Roman philosopher Seneca once said, “Luck is what happens when preparation meets opportunity.”
It won’t help you win the lottery, but this notion can do wonders for your insurance agency. Consider the tale of “Walter Krop.”
Krop, the insured on a homeowners policy, sought coverage from his carrier for a tort claim against his son. When the carrier denied coverage and filed a declaratory judgment action seeking a determination that it owed no coverage, Krop counterclaimed and filed a third-party claim against his agent, arguing that the agent had negligently sold him a deficient policy.
The trial court granted the agency’s motion to dismiss on the grounds that the suit was filed outside the statute of limitations—more than two years after the policy was issued. The Court of Appeals, on the other hand, agreed with Krop, holding that the action was timely because such a claim does not accrue until the insurer refuses to provide coverage.
The matter was then appealed to the Illinois Supreme Court. That’s where things got interesting.
Several years earlier, the Independent Insurance Agents of Illinois (IIAI) had advocated successfully for tort reform legislation for producers, which included the two-year statute of limitations at issue in the Krop decision. Because it tracked such cases, the IIAI got involved, hiring counsel and filing an amicus brief before the court.
Ultimately, the Illinois Supreme Court reversed the Court of Appeals decision, siding with the carrier and agency, arguing, “when customers have the opportunity to read their insurance policy and can reasonably be expected to understand its terms, the cause of action for negligent failure to procure insurance accrues as soon as the customers receive the policy.”
Was the IIAI brief decisive in the outcome? Impossible to say. But this is a clear case where preparation met opportunity. The IIAI kept watch and, when it saw an opportunity, got off the sidelines and pushed for the right result.
And the Illinois decision is not an outlier. A few months earlier, the Ohio Supreme Court issued a similar decision, again reversing a Court of Appeals decision and reinstating a dismissal by the trial court.
“The delayed-damage rule does not apply to a cause of action alleging negligent procurement of a professional liability insurance policy or negligent misrepresentation of the terms of the policy when the policy at issue contains a provision specifically excluding the type of claim that the insured alleges it believed was covered by the policy,” the court determined. “The cause of action in such a case accrues on the date the policy is issued.”
Time to pop the champagne in Illinois and Ohio? Not quite yet. In both cases, the court makes it clear that the statute of limitations begins to run "as soon as the customers receive the policy" (Illinois) or "on the date the policy is issued" (Ohio). A fair reading of both opinions tells us that the policy has to be delivered. Otherwise, to quote another old saying, "What you don't know can't hurt you."

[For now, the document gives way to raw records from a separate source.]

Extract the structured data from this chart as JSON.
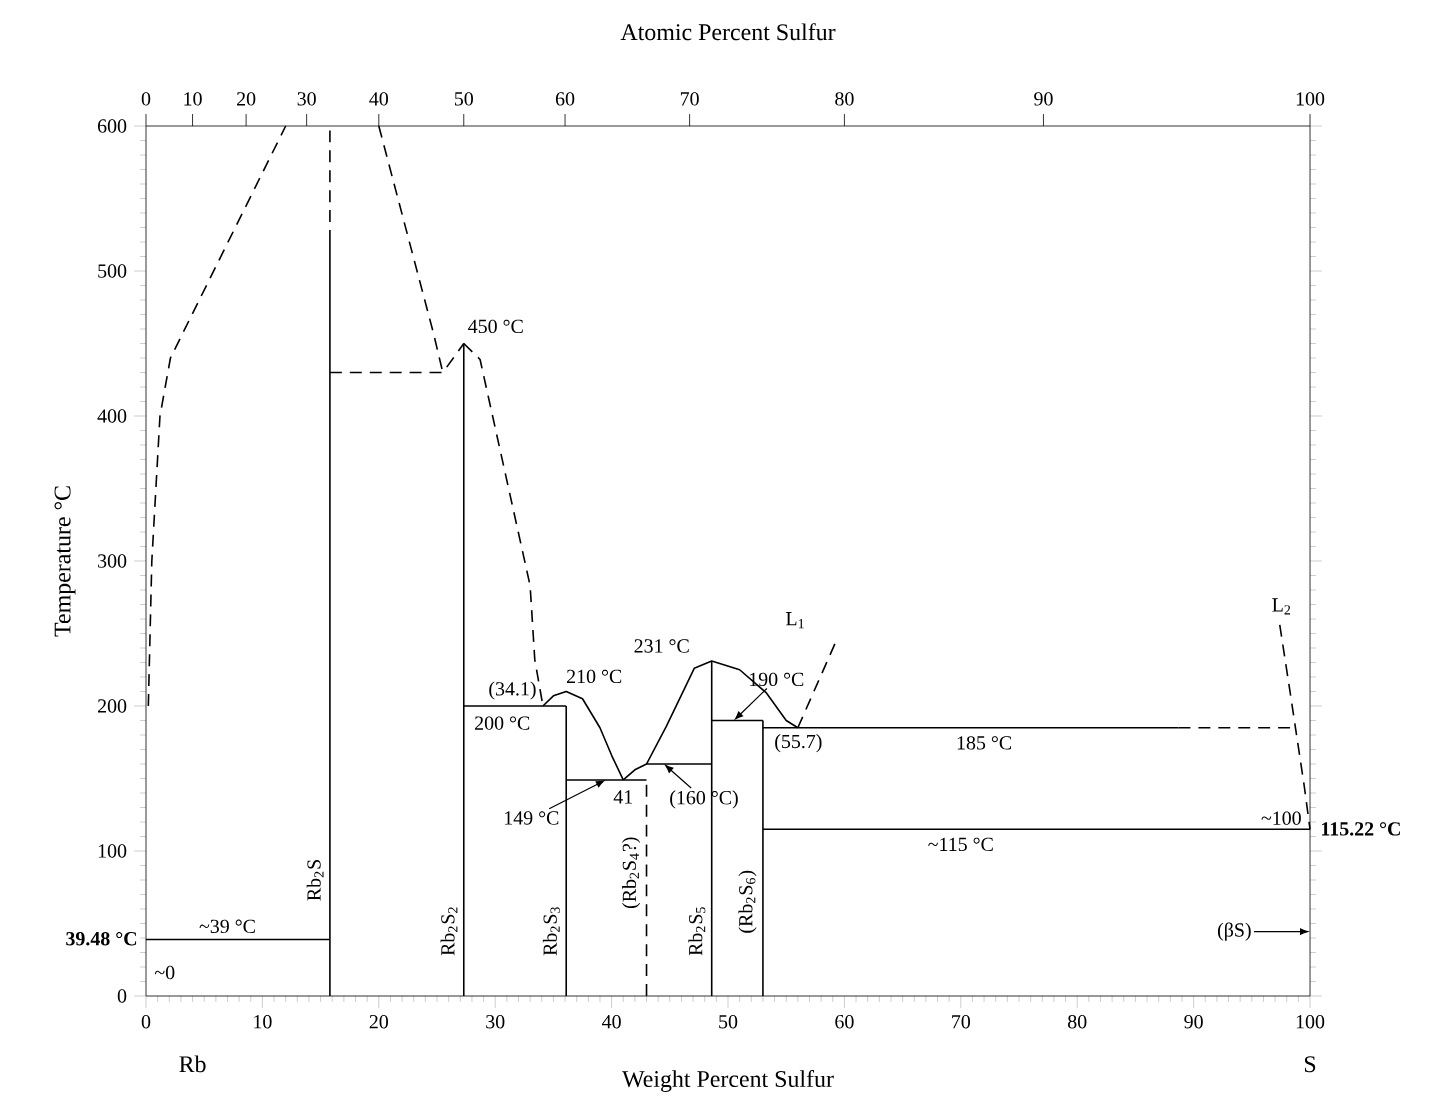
{
  "chart_data": {
    "type": "line",
    "xlabel": "Weight Percent Sulfur",
    "ylabel": "Temperature °C",
    "x2label": "Atomic Percent Sulfur",
    "xlim": [
      0,
      100
    ],
    "ylim": [
      0,
      600
    ],
    "xticks": [
      0,
      10,
      20,
      30,
      40,
      50,
      60,
      70,
      80,
      90,
      100
    ],
    "yticks": [
      0,
      100,
      200,
      300,
      400,
      500,
      600
    ],
    "grid": false,
    "marker": "none",
    "series": [
      {
        "color": "#000000",
        "line_style": "dashed",
        "x": [
          0.2,
          0.5,
          1.2,
          2.1,
          12.0
        ],
        "values": [
          200,
          300,
          400,
          440,
          600
        ]
      },
      {
        "color": "#000000",
        "line_style": "solid",
        "x": [
          15.8,
          15.8
        ],
        "values": [
          0,
          520
        ]
      },
      {
        "color": "#000000",
        "line_style": "dashed",
        "x": [
          15.8,
          15.8
        ],
        "values": [
          520,
          600
        ]
      },
      {
        "color": "#000000",
        "line_style": "solid",
        "x": [
          0,
          15.8
        ],
        "values": [
          39,
          39
        ]
      },
      {
        "color": "#000000",
        "line_style": "dashed",
        "x": [
          15.8,
          25.5,
          27.3
        ],
        "values": [
          430,
          430,
          450
        ]
      },
      {
        "color": "#000000",
        "line_style": "dashed",
        "x": [
          20.0,
          24.7,
          25.5
        ],
        "values": [
          600,
          457,
          430
        ]
      },
      {
        "color": "#000000",
        "line_style": "dashed",
        "x": [
          27.3,
          28.7,
          33.0,
          33.4,
          34.1
        ],
        "values": [
          450,
          439,
          283,
          232,
          200
        ]
      },
      {
        "color": "#000000",
        "line_style": "solid",
        "x": [
          27.3,
          27.3
        ],
        "values": [
          0,
          450
        ]
      },
      {
        "color": "#000000",
        "line_style": "solid",
        "x": [
          27.3,
          36.1
        ],
        "values": [
          200,
          200
        ]
      },
      {
        "color": "#000000",
        "line_style": "solid",
        "x": [
          36.1,
          36.1
        ],
        "values": [
          0,
          200
        ]
      },
      {
        "color": "#000000",
        "line_style": "solid",
        "x": [
          34.1,
          35.0,
          36.1,
          37.5,
          39.0,
          40.0,
          41.0
        ],
        "values": [
          200,
          207,
          210,
          205,
          185,
          166,
          149
        ]
      },
      {
        "color": "#000000",
        "line_style": "solid",
        "x": [
          36.1,
          43.0
        ],
        "values": [
          149,
          149
        ]
      },
      {
        "color": "#000000",
        "line_style": "dashed",
        "x": [
          43.0,
          43.0
        ],
        "values": [
          0,
          149
        ]
      },
      {
        "color": "#000000",
        "line_style": "solid",
        "x": [
          41.0,
          42.0,
          43.0,
          44.7,
          47.1,
          48.6,
          51.0,
          53.3,
          55.0,
          56.0
        ],
        "values": [
          149,
          156,
          160,
          186,
          226,
          231,
          225,
          209,
          190,
          185
        ]
      },
      {
        "color": "#000000",
        "line_style": "solid",
        "x": [
          43.0,
          48.6
        ],
        "values": [
          160,
          160
        ]
      },
      {
        "color": "#000000",
        "line_style": "solid",
        "x": [
          48.6,
          48.6
        ],
        "values": [
          0,
          231
        ]
      },
      {
        "color": "#000000",
        "line_style": "solid",
        "x": [
          48.6,
          53.0
        ],
        "values": [
          190,
          190
        ]
      },
      {
        "color": "#000000",
        "line_style": "solid",
        "x": [
          53.0,
          53.0
        ],
        "values": [
          0,
          190
        ]
      },
      {
        "color": "#000000",
        "line_style": "solid",
        "x": [
          53.0,
          88.7
        ],
        "values": [
          185,
          185
        ]
      },
      {
        "color": "#000000",
        "line_style": "dashed",
        "x": [
          88.7,
          98.8
        ],
        "values": [
          185,
          185
        ]
      },
      {
        "color": "#000000",
        "line_style": "solid",
        "x": [
          53.0,
          100
        ],
        "values": [
          115,
          115
        ]
      },
      {
        "color": "#000000",
        "line_style": "dashed",
        "x": [
          56.0,
          59.3
        ],
        "values": [
          185,
          245
        ]
      },
      {
        "color": "#000000",
        "line_style": "dashed",
        "x": [
          97.4,
          98.3,
          99.5,
          100
        ],
        "values": [
          256,
          209,
          145,
          115
        ]
      }
    ],
    "annotations": [
      {
        "text": "450 °C",
        "x": 27.3,
        "y": 450
      },
      {
        "text": "210 °C",
        "x": 36.1,
        "y": 210
      },
      {
        "text": "231 °C",
        "x": 48.6,
        "y": 231
      },
      {
        "text": "190 °C",
        "x": 50.5,
        "y": 190
      },
      {
        "text": "200 °C",
        "x": 27.3,
        "y": 200
      },
      {
        "text": "149 °C",
        "x": 39.5,
        "y": 149
      },
      {
        "text": "41",
        "x": 41,
        "y": 149
      },
      {
        "text": "(34.1)",
        "x": 34.1,
        "y": 200
      },
      {
        "text": "(160 °C)",
        "x": 44.5,
        "y": 160
      },
      {
        "text": "(55.7)",
        "x": 55.7,
        "y": 185
      },
      {
        "text": "185 °C",
        "x": 72,
        "y": 185
      },
      {
        "text": "~115 °C",
        "x": 70,
        "y": 115
      },
      {
        "text": "~100",
        "x": 100,
        "y": 115
      },
      {
        "text": "~39 °C",
        "x": 7,
        "y": 39
      },
      {
        "text": "~0",
        "x": 0,
        "y": 39
      },
      {
        "text": "39.48 °C",
        "x": 0,
        "y": 39.48
      },
      {
        "text": "115.22 °C",
        "x": 100,
        "y": 115.22
      },
      "(βS)",
      "L$_{1}$",
      {
        "text": "L$_{2}$",
        "x": 97.4,
        "y": 256
      },
      {
        "text": "Rb$_{2}$S",
        "x": 15.8,
        "y": 80
      },
      {
        "text": "Rb$_{2}$S$_{2}$",
        "x": 27.3,
        "y": 45
      },
      {
        "text": "Rb$_{2}$S$_{3}$",
        "x": 36.1,
        "y": 45
      },
      {
        "text": "(Rb$_{2}$S$_{4}$?)",
        "x": 43.0,
        "y": 85
      },
      {
        "text": "Rb$_{2}$S$_{5}$",
        "x": 48.6,
        "y": 45
      },
      {
        "text": "(Rb$_{2}$S$_{6}$)",
        "x": 53.0,
        "y": 65
      },
      "Rb",
      "S",
      "0",
      "10",
      "20",
      "30",
      "40",
      "50",
      "60",
      "70",
      "80",
      "90",
      "100"
    ]
  }
}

That means you have to get the policy into the hands of your customer and be able to prove you did so. "My usual practice was to send a copy" will be helpful, but in the end, the court is likely to find a “question of fact” and send your case to the jury.

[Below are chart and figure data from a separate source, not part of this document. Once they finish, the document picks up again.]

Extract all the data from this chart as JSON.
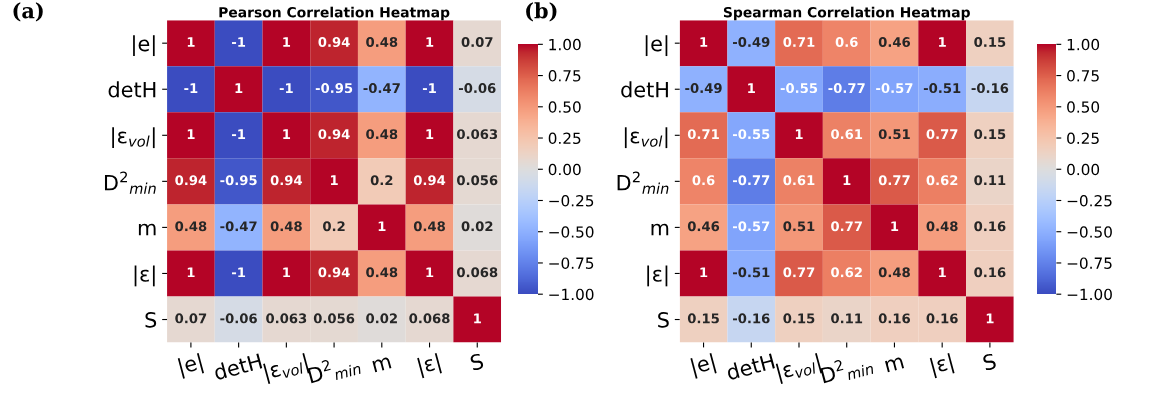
{
  "chart_data": [
    {
      "type": "heatmap",
      "title": "Pearson Correlation Heatmap",
      "annotations": [
        "(a)"
      ],
      "categories": [
        "|e|",
        "detH",
        "|ε$_{vol}$|",
        "D$^{2}$$_{min}$",
        "m",
        "|ε|",
        "S"
      ],
      "y_categories": [
        "|e|",
        "detH",
        "|ε$_{vol}$|",
        "D$^{2}$$_{min}$",
        "m",
        "|ε|",
        "S"
      ],
      "cells": [
        [
          1,
          -1,
          1,
          0.94,
          0.48,
          1,
          0.07
        ],
        [
          -1,
          1,
          -1,
          -0.95,
          -0.47,
          -1,
          -0.06
        ],
        [
          1,
          -1,
          1,
          0.94,
          0.48,
          1,
          0.063
        ],
        [
          0.94,
          -0.95,
          0.94,
          1,
          0.2,
          0.94,
          0.056
        ],
        [
          0.48,
          -0.47,
          0.48,
          0.2,
          1,
          0.48,
          0.02
        ],
        [
          1,
          -1,
          1,
          0.94,
          0.48,
          1,
          0.068
        ],
        [
          0.07,
          -0.06,
          0.063,
          0.056,
          0.02,
          0.068,
          1
        ]
      ],
      "data_labels": true,
      "clim": [
        -1,
        1
      ],
      "cticks": [
        {
          "value": -1,
          "label": "−1.00"
        },
        {
          "value": -0.75,
          "label": "−0.75"
        },
        {
          "value": -0.5,
          "label": "−0.50"
        },
        {
          "value": -0.25,
          "label": "−0.25"
        },
        {
          "value": 0,
          "label": "0.00"
        },
        {
          "value": 0.25,
          "label": "0.25"
        },
        {
          "value": 0.5,
          "label": "0.50"
        },
        {
          "value": 0.75,
          "label": "0.75"
        },
        {
          "value": 1,
          "label": "1.00"
        }
      ]
    },
    {
      "type": "heatmap",
      "title": "Spearman Correlation Heatmap",
      "annotations": [
        "(b)"
      ],
      "categories": [
        "|e|",
        "detH",
        "|ε$_{vol}$|",
        "D$^{2}$$_{min}$",
        "m",
        "|ε|",
        "S"
      ],
      "y_categories": [
        "|e|",
        "detH",
        "|ε$_{vol}$|",
        "D$^{2}$$_{min}$",
        "m",
        "|ε|",
        "S"
      ],
      "cells": [
        [
          1,
          -0.49,
          0.71,
          0.6,
          0.46,
          1,
          0.15
        ],
        [
          -0.49,
          1,
          -0.55,
          -0.77,
          -0.57,
          -0.51,
          -0.16
        ],
        [
          0.71,
          -0.55,
          1,
          0.61,
          0.51,
          0.77,
          0.15
        ],
        [
          0.6,
          -0.77,
          0.61,
          1,
          0.77,
          0.62,
          0.11
        ],
        [
          0.46,
          -0.57,
          0.51,
          0.77,
          1,
          0.48,
          0.16
        ],
        [
          1,
          -0.51,
          0.77,
          0.62,
          0.48,
          1,
          0.16
        ],
        [
          0.15,
          -0.16,
          0.15,
          0.11,
          0.16,
          0.16,
          1
        ]
      ],
      "data_labels": true,
      "clim": [
        -1,
        1
      ],
      "cticks": [
        {
          "value": -1,
          "label": "−1.00"
        },
        {
          "value": -0.75,
          "label": "−0.75"
        },
        {
          "value": -0.5,
          "label": "−0.50"
        },
        {
          "value": -0.25,
          "label": "−0.25"
        },
        {
          "value": 0,
          "label": "0.00"
        },
        {
          "value": 0.25,
          "label": "0.25"
        },
        {
          "value": 0.5,
          "label": "0.50"
        },
        {
          "value": 0.75,
          "label": "0.75"
        },
        {
          "value": 1,
          "label": "1.00"
        }
      ]
    }
  ]
}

That is not where you want to be.
If you want the outcome the agencies in Illinois and Ohio got, you need something more than "my usual practice." You need proof of delivery. An email, a signature, a letter—something that can be attached to a motion to dismiss or, if it goes that far, blown up and put up on display at trial to make the plaintiff and their attorney visibly squirm.
What does that require? You know the answer: preparation. You need procedures in place to capture proof of delivery and rigorous adherence to that process, not to mention a very disciplined approach to following up and capturing that key document. That's how you make your own luck.
Matthew Davis is a vice president and claims manager at Swiss Re Corporate Solutions, working out of the office in Kansas City, Missouri. Insurance products underwritten by Westport Insurance Corporation, Kansas City, Missouri, a member of Swiss Re Corporate Solutions.
This article is intended to be used for general informational purposes only and is not to be relied upon or used for any particular purpose. Swiss Re shall not be held responsible in any way for, and specifically disclaims any liability arising out of or in any way connected to, reliance on or use of any of the information contained or referenced in this article.
The information contained or referenced in this article is not intended to constitute and should not be considered legal, accounting or professional advice, nor shall it serve as a substitute for the recipient obtaining such advice.